HIMSS17 TOOK PLACE IN ORLANDO, FL
February 19-23, 2017
This year, PCHAlliance has partnered with 1776 to bring you the Startup+ Workshop at HIMSS17. If you aren't yet familiar, 1776 is a global incubator and seed fund that helps engineer the success of the word's most promising startups tackling important challenges in areas like healthcare, among many others.
The PCHAlliance team and its HIMSS17 Collaborators reached out to 1776 Managing Director & General Counsel, Brittany Heyd (@BrittanyHeyd), with some questions about the organization and insights for healthcare startups trying to break into the field. See her responses below and learn more by attending the Startup+ Workshop at HIMSS17 and following #HITventure on Twitter!
1) Brittany, can you tell us the story behind the creation of 1776, and in particular, how the founders decided to position the platform on regulated industries?
1776 was founded on the ideas that entrepreneurs exist everywhere and can improve critical industries through new technology. We saw how technology massively transformed consumer industries over the previous decade, and we knew that we needed to drive the same transformation for critical industries like education, health, cities, and energy that have not yet fully come into the digital economy. We knew that connecting the right entrepreneurs, experts, institutions, and investors could improve access and opportunity for startups to drive innovation.
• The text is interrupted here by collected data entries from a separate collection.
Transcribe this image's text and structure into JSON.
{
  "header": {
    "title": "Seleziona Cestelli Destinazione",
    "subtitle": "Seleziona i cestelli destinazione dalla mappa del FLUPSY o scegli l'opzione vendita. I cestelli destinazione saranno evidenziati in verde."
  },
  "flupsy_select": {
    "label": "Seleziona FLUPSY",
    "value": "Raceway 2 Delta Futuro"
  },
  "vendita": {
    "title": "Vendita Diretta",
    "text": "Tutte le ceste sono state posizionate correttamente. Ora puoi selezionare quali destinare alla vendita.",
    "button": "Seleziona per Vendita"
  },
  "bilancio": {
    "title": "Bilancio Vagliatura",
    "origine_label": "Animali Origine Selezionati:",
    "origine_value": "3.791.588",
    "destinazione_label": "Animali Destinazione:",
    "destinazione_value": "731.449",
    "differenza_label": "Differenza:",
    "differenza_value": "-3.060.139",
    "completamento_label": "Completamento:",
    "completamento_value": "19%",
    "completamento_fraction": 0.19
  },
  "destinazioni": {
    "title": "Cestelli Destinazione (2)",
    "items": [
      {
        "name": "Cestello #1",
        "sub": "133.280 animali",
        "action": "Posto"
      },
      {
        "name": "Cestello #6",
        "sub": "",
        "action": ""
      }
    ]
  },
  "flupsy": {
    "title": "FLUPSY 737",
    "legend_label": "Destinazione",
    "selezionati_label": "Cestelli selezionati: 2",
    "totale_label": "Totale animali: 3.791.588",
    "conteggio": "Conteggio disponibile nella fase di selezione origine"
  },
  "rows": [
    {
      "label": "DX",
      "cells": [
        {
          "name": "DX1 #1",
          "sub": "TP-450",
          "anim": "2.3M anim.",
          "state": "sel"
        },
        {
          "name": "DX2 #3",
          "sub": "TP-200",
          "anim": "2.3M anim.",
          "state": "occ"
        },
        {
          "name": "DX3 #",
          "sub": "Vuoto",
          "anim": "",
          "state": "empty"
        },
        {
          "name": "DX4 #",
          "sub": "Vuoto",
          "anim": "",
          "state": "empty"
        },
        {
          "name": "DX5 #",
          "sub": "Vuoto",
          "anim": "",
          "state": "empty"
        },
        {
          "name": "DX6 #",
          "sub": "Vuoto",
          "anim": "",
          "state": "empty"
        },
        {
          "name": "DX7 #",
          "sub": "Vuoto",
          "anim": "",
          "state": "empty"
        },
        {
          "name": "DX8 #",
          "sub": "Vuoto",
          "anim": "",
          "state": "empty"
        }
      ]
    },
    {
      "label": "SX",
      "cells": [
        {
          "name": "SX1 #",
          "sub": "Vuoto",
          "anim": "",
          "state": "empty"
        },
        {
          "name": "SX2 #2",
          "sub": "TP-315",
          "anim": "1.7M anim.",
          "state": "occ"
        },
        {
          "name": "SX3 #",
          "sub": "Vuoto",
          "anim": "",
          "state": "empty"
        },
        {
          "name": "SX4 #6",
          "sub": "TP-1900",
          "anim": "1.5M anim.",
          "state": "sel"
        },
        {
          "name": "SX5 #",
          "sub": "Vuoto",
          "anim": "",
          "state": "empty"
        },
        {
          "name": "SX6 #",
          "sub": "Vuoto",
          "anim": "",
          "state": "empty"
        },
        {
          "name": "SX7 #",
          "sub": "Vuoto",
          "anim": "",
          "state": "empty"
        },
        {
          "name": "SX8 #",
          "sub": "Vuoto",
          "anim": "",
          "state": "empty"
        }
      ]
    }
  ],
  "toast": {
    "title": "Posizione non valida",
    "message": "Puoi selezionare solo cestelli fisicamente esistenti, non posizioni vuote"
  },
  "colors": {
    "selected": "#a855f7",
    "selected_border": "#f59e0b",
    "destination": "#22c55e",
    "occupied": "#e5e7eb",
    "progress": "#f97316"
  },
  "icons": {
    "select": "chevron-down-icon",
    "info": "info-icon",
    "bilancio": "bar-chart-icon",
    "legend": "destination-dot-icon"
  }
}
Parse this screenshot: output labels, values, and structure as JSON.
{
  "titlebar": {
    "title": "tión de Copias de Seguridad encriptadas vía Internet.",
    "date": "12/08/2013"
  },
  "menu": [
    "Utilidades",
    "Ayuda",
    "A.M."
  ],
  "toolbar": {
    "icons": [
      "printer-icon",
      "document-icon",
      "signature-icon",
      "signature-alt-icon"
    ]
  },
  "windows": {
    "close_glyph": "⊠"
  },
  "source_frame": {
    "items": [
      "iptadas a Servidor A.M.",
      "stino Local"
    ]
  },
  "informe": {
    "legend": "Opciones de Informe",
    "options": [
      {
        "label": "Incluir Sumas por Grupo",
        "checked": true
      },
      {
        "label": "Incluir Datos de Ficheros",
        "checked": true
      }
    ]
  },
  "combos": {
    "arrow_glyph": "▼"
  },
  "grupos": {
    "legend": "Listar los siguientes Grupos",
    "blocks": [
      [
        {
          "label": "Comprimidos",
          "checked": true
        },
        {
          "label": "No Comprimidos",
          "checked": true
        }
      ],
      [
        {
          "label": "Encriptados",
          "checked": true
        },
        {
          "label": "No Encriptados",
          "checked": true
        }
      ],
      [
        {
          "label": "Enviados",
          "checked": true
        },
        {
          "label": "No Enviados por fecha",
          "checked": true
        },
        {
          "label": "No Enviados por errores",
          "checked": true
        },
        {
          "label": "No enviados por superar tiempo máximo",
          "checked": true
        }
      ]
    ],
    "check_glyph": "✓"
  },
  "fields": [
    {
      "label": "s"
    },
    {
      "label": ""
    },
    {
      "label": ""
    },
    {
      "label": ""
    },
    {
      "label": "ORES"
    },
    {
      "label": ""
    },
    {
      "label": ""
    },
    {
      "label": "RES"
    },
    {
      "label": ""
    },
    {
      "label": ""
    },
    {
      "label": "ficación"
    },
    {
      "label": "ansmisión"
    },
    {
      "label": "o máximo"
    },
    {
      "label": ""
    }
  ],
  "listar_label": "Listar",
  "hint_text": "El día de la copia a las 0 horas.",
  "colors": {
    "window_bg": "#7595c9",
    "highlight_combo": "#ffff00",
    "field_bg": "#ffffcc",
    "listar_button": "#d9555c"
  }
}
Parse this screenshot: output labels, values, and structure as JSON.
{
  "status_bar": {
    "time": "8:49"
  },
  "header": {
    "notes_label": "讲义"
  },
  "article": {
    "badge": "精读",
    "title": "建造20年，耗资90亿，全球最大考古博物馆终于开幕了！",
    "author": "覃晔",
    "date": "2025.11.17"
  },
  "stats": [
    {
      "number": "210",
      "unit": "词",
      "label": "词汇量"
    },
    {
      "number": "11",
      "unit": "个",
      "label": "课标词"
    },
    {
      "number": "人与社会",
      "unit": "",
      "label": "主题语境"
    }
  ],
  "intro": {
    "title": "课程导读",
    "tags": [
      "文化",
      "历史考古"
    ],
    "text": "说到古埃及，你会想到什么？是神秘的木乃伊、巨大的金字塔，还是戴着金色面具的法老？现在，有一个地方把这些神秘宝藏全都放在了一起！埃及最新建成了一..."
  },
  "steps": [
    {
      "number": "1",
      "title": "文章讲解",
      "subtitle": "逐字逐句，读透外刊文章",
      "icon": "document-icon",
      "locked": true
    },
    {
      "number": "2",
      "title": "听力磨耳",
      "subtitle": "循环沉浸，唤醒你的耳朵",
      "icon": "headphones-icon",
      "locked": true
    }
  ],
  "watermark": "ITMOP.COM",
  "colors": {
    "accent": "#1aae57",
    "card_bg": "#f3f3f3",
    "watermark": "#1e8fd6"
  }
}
Four years later, we have seen astonishing changes — huge startup successes, increased venture capital going into these critical industries, corporations seeing startups as key partners in furthering innovation, and governments pushing innovation agendas that help to support technological development in these areas.
2) Can you tell us how you came to join the organization?
I am on the founding team and met the co-founders, Evan Burfield and Donna Harris, through Startup America, an initiative led by Steve Case to build startup communities across the country. We all saw an opportunity for entrepreneurship to have an even greater impact on the economy, and we wanted to expand its reach in critical industries by working with institutions and regulators.
3) What are you looking forward to about participating in HIMSS17 with PCHAlliance?
I am looking forward to connecting innovators in the healthcare industry together. Whether a startup or a big organization, we often have the same goals. It's amazing to see people of different backgrounds working together to solve major challenges and learning about each other's worlds.
4) What would you say is the biggest pain point for healthcare startups today?
The complexity of the industry and the payment mechanisms often make it hard for startups to test the market or do pilot programs to validate their concepts without spending a lot of time or money. That's why it's critical for events like HIMSS17 with PHCAlliance to convene both startups and industry leaders so that startups have opportunities to connect and form meaningful partnerships.
5) Your platform is global — What percent of your participants come from a country other than the US? How do you address the challenges of the regulatory differences around the world?
Approximately 15 percent of our member startups are based outside the United States. We don't claim to solve the regulatory differences around the world, but we work to connect startups to the relevant stakeholders and experts in their markets and provide entrepreneurs with a platform.
6) Share your biggest learning moment and how it’s impacted your approaches moving forward.
There are so many! Not only do I learn from our own experience, but also from witnessing the experiences of all our member startups.
The biggest lesson I've learned is how important it is to validate your hypotheses in the market. It's critical to really know your customers and what their pain points are, then start small before scaling so that you know you have a product that solves a real need. The other big lesson is to really know your data so that you can make informed decisions about what strategies make sense.